Identification of ligand-specific G protein-coupled receptor states and prediction of downstream efficacy via data-driven modeling

  1. Oliver Fleetwood
  2. Jens Carlsson
  3. Lucie Delemotte  Is a corresponding author
  1. Science for Life Laboratory, Department of Applied Physics, KTH Royal Institute of Technology, Sweden
  2. Science for Life Laboratory, Department of Cell and Molecular Biology, Uppsala University, Sweden
6 figures, 2 tables and 1 additional file

Figures

Structure and microswitches of the β2 adrenergic receptor.

(a) A molecular dynamics (MD) snapshot of the β2 adrenergic receptor in complex with adrenaline in an active-like state (simulation starting from PDB 3P0G). The vignettes show the conformations of residue pairs reflecting important microswitches in the active and inactive structures 3P0G (color) and 2RH1 (white): the TM5 bulge (red), measured as the closest heavy atom distance between S207(5.46) and G315(7.41); the connector region’s conformational change (pink), measured as the difference in root-mean-square deviation (RMSD) between the active and inactive state structure of the residues I121(3.40) and F282(6.44); the Y-Y motif (black), measured as the C-ζ distance between Y219(5.58) and Y326(7.53) of the NPxxY motif; and the Ionic lock displacement (orange), measured as the closest heavy atom distance between E268(6.30) and R131(3.50). (b) Ligands examined in this study: agonists BI-167107 and adrenaline; biased partial agonist salmeterol; antagonists timolol and alprenolol; and the inverse agonist carazolol. Atoms are colored according to their partial charge.

Figure 2 with 11 supplements
Ligand-dependent free energy landscapes and expected downstream response.

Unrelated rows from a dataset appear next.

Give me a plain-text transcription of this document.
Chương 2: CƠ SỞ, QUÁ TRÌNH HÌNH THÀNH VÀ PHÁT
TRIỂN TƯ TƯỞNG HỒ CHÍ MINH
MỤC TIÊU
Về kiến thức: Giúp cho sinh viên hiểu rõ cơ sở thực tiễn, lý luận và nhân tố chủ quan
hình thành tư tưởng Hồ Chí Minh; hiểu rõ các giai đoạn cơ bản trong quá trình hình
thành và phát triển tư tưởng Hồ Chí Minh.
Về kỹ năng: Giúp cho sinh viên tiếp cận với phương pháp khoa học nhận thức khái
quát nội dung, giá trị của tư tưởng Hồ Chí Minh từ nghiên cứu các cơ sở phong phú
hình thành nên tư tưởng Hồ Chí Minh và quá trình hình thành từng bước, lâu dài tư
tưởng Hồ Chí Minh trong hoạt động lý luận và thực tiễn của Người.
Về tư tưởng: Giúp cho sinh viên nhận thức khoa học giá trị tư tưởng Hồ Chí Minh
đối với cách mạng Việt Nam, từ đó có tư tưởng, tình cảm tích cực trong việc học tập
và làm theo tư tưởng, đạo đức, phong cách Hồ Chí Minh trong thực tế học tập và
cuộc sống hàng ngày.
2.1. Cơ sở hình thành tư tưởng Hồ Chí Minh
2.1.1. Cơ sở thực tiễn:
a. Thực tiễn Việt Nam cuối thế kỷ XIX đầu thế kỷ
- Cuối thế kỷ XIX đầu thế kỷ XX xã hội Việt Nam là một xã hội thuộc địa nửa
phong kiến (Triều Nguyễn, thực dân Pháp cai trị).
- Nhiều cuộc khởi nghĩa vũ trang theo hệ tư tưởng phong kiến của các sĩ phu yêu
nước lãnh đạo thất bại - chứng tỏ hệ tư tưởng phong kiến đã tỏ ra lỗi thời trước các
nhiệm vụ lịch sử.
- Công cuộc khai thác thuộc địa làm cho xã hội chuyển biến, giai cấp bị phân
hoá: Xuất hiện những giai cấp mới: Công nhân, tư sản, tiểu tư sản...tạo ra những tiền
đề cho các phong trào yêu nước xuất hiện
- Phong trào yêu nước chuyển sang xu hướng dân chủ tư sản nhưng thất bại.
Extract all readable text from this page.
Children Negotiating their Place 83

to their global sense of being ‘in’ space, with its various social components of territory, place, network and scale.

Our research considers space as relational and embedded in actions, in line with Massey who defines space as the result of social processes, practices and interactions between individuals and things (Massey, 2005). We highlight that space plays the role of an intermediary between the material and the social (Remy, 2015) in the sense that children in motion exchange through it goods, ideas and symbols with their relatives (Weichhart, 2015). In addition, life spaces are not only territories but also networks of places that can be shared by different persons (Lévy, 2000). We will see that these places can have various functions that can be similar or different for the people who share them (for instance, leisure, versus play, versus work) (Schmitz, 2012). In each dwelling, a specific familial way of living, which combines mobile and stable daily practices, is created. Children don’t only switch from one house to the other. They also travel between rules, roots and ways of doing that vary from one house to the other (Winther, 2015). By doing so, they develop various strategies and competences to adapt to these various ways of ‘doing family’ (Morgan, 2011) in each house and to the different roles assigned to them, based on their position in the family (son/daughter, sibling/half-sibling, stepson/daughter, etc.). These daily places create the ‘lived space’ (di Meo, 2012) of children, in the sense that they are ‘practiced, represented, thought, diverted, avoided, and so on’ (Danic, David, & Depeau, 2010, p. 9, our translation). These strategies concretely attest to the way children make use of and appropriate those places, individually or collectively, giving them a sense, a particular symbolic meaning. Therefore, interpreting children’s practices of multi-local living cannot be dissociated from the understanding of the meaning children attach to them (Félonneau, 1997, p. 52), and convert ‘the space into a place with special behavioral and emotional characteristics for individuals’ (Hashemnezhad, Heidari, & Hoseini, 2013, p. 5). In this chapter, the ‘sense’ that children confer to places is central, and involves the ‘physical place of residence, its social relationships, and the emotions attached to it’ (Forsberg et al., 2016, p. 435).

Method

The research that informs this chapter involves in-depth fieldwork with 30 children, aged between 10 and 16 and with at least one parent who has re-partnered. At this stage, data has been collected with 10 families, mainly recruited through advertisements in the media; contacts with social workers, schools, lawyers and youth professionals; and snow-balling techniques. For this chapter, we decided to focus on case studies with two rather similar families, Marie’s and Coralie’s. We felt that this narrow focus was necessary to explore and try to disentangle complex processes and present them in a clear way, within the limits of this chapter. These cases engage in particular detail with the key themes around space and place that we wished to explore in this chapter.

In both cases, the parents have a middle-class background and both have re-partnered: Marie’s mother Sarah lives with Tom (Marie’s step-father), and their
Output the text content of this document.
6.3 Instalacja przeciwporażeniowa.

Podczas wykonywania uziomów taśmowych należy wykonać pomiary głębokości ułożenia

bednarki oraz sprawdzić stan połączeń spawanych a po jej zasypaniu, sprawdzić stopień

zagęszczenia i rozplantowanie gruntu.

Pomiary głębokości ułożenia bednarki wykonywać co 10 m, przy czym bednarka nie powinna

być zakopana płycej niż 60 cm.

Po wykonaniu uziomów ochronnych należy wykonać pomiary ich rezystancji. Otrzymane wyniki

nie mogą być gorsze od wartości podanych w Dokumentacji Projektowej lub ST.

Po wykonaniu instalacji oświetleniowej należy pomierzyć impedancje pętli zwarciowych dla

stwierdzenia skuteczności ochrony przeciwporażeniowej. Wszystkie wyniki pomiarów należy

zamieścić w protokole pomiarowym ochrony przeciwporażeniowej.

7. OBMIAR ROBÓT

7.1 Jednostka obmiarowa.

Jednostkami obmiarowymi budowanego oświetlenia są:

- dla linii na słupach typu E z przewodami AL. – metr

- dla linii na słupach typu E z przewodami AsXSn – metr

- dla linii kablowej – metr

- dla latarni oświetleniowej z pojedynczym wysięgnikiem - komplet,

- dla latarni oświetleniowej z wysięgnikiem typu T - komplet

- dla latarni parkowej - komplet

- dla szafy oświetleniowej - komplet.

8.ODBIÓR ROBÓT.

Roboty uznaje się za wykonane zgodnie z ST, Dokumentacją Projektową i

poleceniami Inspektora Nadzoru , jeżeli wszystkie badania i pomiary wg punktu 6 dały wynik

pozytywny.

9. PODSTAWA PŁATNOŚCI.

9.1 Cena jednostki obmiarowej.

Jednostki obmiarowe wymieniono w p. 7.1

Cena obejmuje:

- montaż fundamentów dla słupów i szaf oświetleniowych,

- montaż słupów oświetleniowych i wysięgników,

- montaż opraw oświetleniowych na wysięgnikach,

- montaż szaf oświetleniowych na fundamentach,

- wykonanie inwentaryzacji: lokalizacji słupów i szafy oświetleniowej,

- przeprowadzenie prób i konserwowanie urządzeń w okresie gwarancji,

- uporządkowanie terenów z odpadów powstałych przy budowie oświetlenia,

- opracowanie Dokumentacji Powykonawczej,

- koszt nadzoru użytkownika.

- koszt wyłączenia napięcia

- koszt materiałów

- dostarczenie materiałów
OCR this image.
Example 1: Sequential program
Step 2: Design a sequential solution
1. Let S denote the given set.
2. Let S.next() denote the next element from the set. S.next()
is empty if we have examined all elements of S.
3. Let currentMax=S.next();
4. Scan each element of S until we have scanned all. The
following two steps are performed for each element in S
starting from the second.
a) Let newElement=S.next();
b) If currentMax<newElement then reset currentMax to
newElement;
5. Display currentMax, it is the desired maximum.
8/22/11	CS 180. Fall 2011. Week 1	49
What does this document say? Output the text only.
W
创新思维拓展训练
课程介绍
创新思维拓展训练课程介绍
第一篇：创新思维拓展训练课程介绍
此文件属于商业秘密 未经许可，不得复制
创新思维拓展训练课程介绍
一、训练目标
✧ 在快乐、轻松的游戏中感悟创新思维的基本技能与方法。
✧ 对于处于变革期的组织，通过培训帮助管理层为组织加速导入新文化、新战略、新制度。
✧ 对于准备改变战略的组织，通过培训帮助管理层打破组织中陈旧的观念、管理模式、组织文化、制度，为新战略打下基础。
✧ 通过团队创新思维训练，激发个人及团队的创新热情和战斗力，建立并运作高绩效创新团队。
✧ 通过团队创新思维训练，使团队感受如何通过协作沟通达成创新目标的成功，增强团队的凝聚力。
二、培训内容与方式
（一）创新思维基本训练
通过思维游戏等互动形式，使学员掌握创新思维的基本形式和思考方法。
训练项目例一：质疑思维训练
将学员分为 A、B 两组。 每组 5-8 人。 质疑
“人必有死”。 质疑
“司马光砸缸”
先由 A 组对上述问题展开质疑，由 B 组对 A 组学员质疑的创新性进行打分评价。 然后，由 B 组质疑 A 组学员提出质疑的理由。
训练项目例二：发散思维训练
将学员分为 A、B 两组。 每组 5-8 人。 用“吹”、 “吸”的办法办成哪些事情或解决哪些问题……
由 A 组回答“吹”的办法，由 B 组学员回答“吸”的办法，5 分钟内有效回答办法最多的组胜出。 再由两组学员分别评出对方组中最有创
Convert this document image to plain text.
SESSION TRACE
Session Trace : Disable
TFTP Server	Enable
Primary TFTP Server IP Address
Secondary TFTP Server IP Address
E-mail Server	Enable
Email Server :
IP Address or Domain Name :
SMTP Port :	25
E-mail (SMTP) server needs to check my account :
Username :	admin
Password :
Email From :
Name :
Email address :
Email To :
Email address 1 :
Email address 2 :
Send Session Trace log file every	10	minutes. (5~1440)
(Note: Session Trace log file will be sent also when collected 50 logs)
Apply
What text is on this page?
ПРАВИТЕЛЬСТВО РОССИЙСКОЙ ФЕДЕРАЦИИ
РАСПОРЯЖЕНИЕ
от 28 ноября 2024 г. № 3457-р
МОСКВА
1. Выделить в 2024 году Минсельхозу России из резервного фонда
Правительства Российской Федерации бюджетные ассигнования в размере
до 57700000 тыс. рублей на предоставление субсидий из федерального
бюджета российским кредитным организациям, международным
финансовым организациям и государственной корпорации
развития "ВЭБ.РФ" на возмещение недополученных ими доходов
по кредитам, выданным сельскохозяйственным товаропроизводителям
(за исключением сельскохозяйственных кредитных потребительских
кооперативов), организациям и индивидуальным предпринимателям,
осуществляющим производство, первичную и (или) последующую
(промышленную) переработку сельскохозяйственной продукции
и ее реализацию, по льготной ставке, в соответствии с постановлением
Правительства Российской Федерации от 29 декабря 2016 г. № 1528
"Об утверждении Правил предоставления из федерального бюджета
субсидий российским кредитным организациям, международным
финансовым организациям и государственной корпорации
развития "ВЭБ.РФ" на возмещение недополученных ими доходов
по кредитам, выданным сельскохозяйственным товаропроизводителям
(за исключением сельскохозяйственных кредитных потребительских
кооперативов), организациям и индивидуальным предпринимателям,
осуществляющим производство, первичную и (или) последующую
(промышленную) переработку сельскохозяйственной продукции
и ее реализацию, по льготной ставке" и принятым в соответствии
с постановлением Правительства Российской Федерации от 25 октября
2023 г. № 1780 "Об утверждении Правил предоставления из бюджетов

(a) Free energy landscapes for the different ligands projected along the connector ΔRMSD microswitch. The inactive and active states are marked by R and R* respectively. (b) Free energy projected onto the TM5 bulge CV in the orthosteric site and the ionic lock distance (measuring TM6 displacement in the G protein-binding site). (c)–(f) Correlation between experimental values of downstream cyclic adenosine monophosphate (cAMP) signaling and the expectation value of different microswitches for the receptor bound to different ligands, (c) for the TM5 bulge, (d) for the connector ΔRMSD, (e) for the Y-Y motif, and (f) for the ionic lock distance. The cAMP Emax values for carazolol and BI-167107 (marked with an asterisk), which were not available in the experimental study, are inferred from the linear regression. Red dashed lines highlight the clustering of the agonist-bound structures.

Figure 2—figure supplement 1
Strings averaged over different iterations for the carazolol-bound receptor initiated from the active starting structure.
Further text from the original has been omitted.